Based on 14 months of historical and ethnographic fieldwork in India, this paper examines the logic and grammar of contemporary naturalization of economics through an examination of green financial reports, industrial reportage, and interviews with climate consultants. It argues that reconstitution of economics as a science of planetary scale speculation is underway through introduction of novel predictive methods that involve layering of different temporal scales of climate and economic modeling that argue nature is intrinsically economic (The World Bank 2022). It highlights how this 'naturalization of economics' and 'economization of nature' is far from seamless; appearance of dogmatic rationality gives way to unprecedented degrees of distortions and mediations that increasingly dissociate nature from historical processes of social metabolism (Saito 2021; Harvey 2000).

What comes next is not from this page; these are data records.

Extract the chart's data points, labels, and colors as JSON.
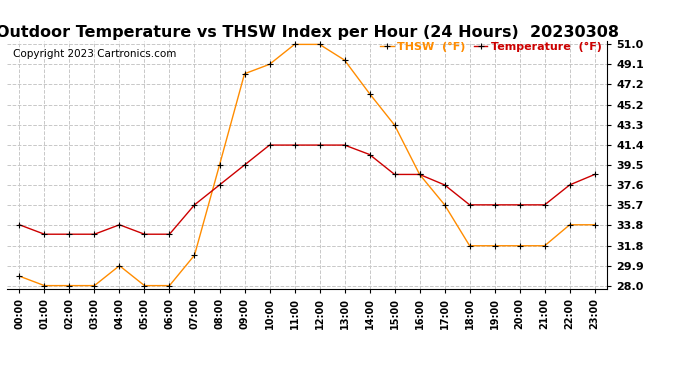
{
  "title": "Outdoor Temperature vs THSW Index per Hour (24 Hours)  20230308",
  "copyright": "Copyright 2023 Cartronics.com",
  "hours": [
    "00:00",
    "01:00",
    "02:00",
    "03:00",
    "04:00",
    "05:00",
    "06:00",
    "07:00",
    "08:00",
    "09:00",
    "10:00",
    "11:00",
    "12:00",
    "13:00",
    "14:00",
    "15:00",
    "16:00",
    "17:00",
    "18:00",
    "19:00",
    "20:00",
    "21:00",
    "22:00",
    "23:00"
  ],
  "temperature": [
    33.8,
    32.9,
    32.9,
    32.9,
    33.8,
    32.9,
    32.9,
    35.7,
    37.6,
    39.5,
    41.4,
    41.4,
    41.4,
    41.4,
    40.5,
    38.6,
    38.6,
    37.6,
    35.7,
    35.7,
    35.7,
    35.7,
    37.6,
    38.6
  ],
  "thsw": [
    28.9,
    28.0,
    28.0,
    28.0,
    29.9,
    28.0,
    28.0,
    30.9,
    39.5,
    48.2,
    49.1,
    51.0,
    51.0,
    49.5,
    46.3,
    43.3,
    38.6,
    35.7,
    31.8,
    31.8,
    31.8,
    31.8,
    33.8,
    33.8
  ],
  "temp_color": "#cc0000",
  "thsw_color": "#ff8c00",
  "ylim_min": 28.0,
  "ylim_max": 51.0,
  "yticks": [
    28.0,
    29.9,
    31.8,
    33.8,
    35.7,
    37.6,
    39.5,
    41.4,
    43.3,
    45.2,
    47.2,
    49.1,
    51.0
  ],
  "background_color": "#ffffff",
  "grid_color": "#c8c8c8",
  "title_fontsize": 11.5,
  "copyright_fontsize": 7.5,
  "legend_thsw": "THSW  (°F)",
  "legend_temp": "Temperature  (°F)"
}
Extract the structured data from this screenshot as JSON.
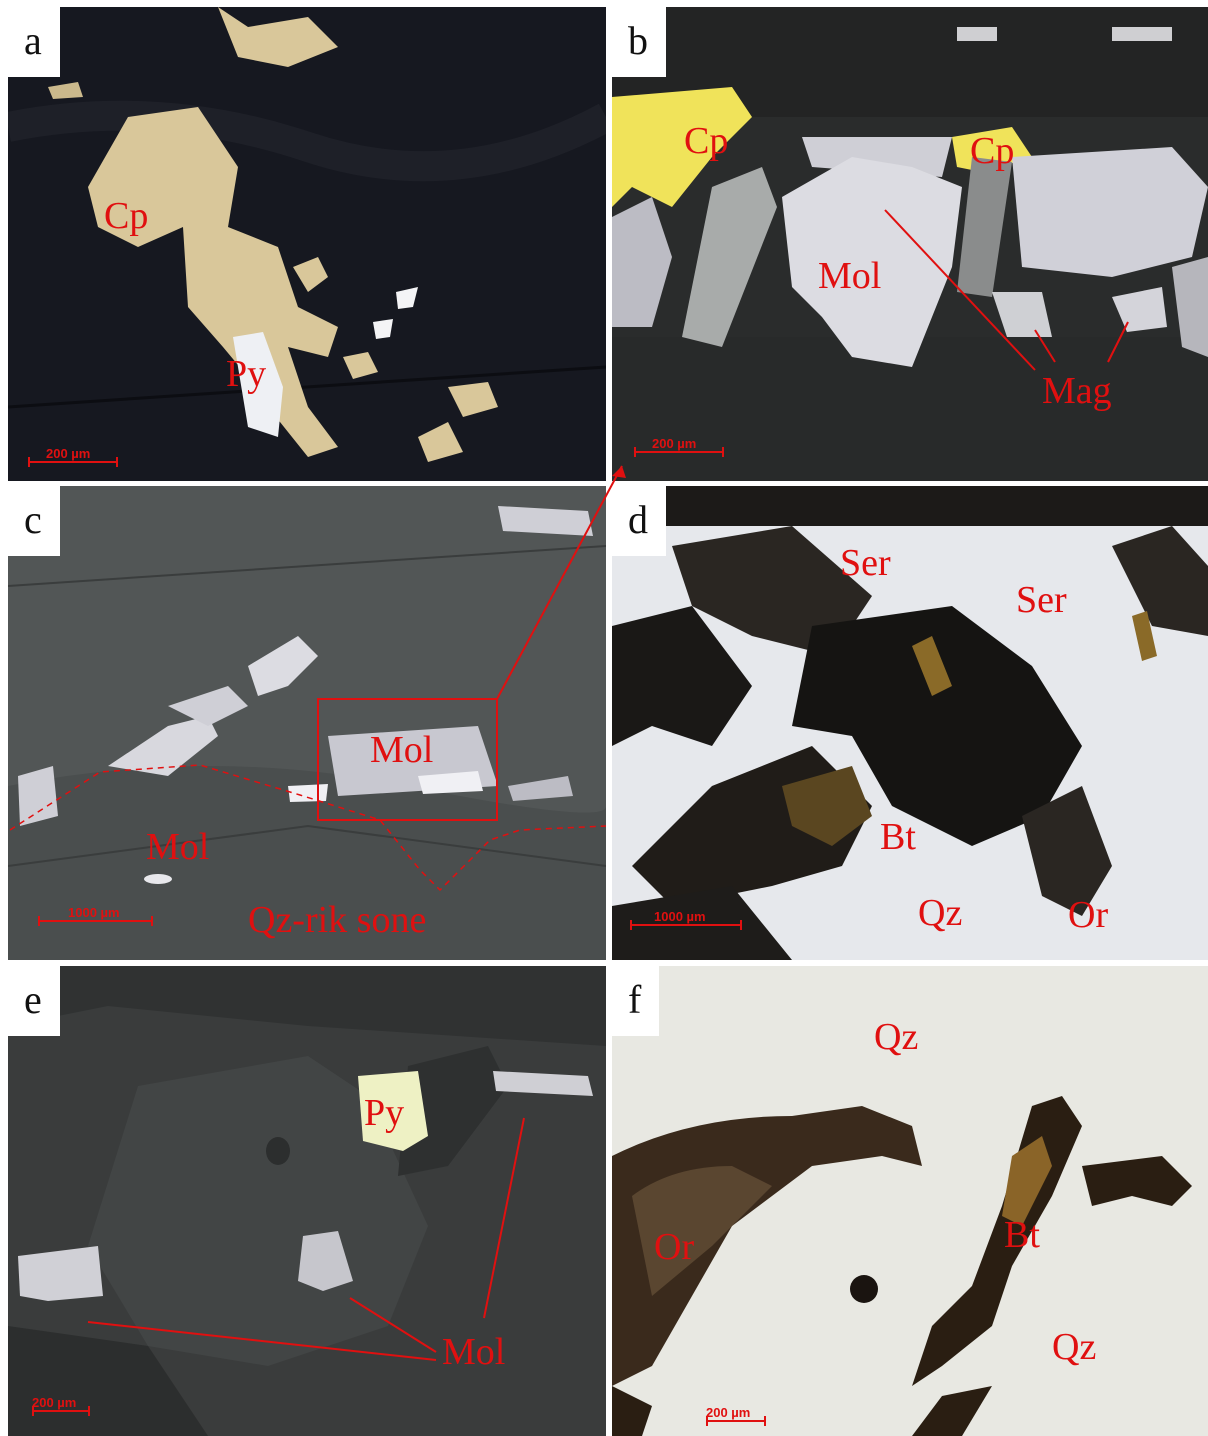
{
  "panels": [
    {
      "letter": "a",
      "labels": [
        "Cp",
        "Py"
      ],
      "scale": "200 µm"
    },
    {
      "letter": "b",
      "labels": [
        "Cp",
        "Cp",
        "Mol",
        "Mag"
      ],
      "scale": "200 µm"
    },
    {
      "letter": "c",
      "labels": [
        "Mol",
        "Mol",
        "Qz-rik sone"
      ],
      "scale": "1000 µm"
    },
    {
      "letter": "d",
      "labels": [
        "Ser",
        "Ser",
        "Bt",
        "Qz",
        "Or"
      ],
      "scale": "1000 µm"
    },
    {
      "letter": "e",
      "labels": [
        "Py",
        "Mol"
      ],
      "scale": "200 µm"
    },
    {
      "letter": "f",
      "labels": [
        "Qz",
        "Or",
        "Bt",
        "Qz"
      ],
      "scale": "200 µm"
    }
  ],
  "colors": {
    "label": "#e01010",
    "background_reflected": "#13151b",
    "chalcopyrite": "#d9c79a",
    "pyrite": "#f2f0c8"
  }
}
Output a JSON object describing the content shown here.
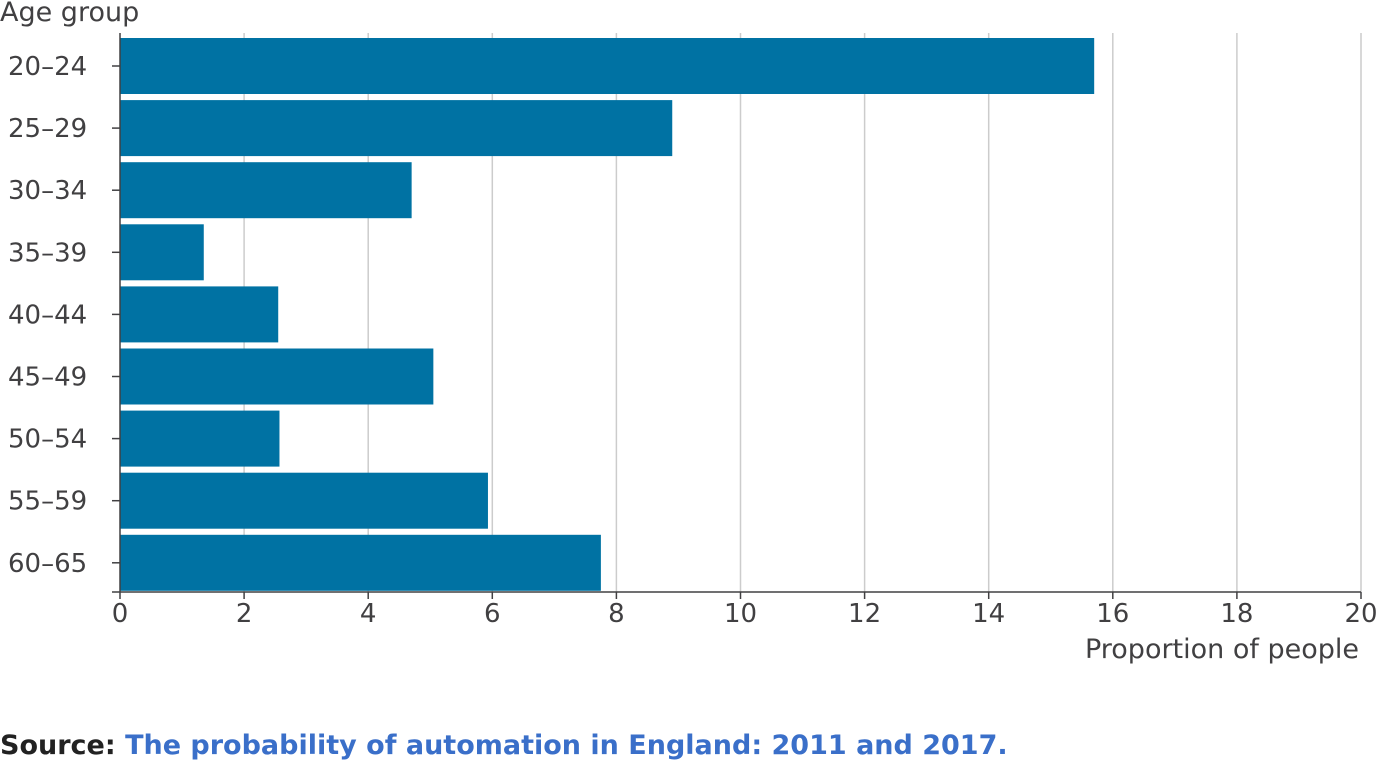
{
  "chart_data": {
    "type": "bar",
    "orientation": "horizontal",
    "categories": [
      "20–24",
      "25–29",
      "30–34",
      "35–39",
      "40–44",
      "45–49",
      "50–54",
      "55–59",
      "60–65"
    ],
    "values": [
      15.7,
      8.9,
      4.7,
      1.35,
      2.55,
      5.05,
      2.57,
      5.93,
      7.75
    ],
    "ylabel": "Age group",
    "xlabel": "Proportion of people",
    "xlim": [
      0,
      20
    ],
    "xticks": [
      0,
      2,
      4,
      6,
      8,
      10,
      12,
      14,
      16,
      18,
      20
    ],
    "grid": "vertical",
    "bar_color": "#0072a3",
    "grid_color": "#cccccc",
    "axis_color": "#414042"
  },
  "source": {
    "label": "Source:",
    "link_text": "The probability of automation in England: 2011 and 2017.",
    "link_color": "#3a6fc9"
  }
}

The premise that techno-scientific models of speculation are transforming economics is beginning to gain ground in the social sciences (Masco 2015; Ballestero 2019). However, dominant thinking on the matter either imagines these economic processes to be totally subsumptive (Malm 2016) or treat the “threatening” materiality of nature as external to these economic processes (Chakrabarty 2021). By focusing on ‘naturalization of economy ‘and ‘economization of nature’ , my paper provides a crucial vantage point to understand economy’s ecology-making capacities, as well as the political possibilities that are enabled and foreclosed by the expansion of large-scale financial operations as ways of containing "nature" within the life-process of capital (Foster 2022).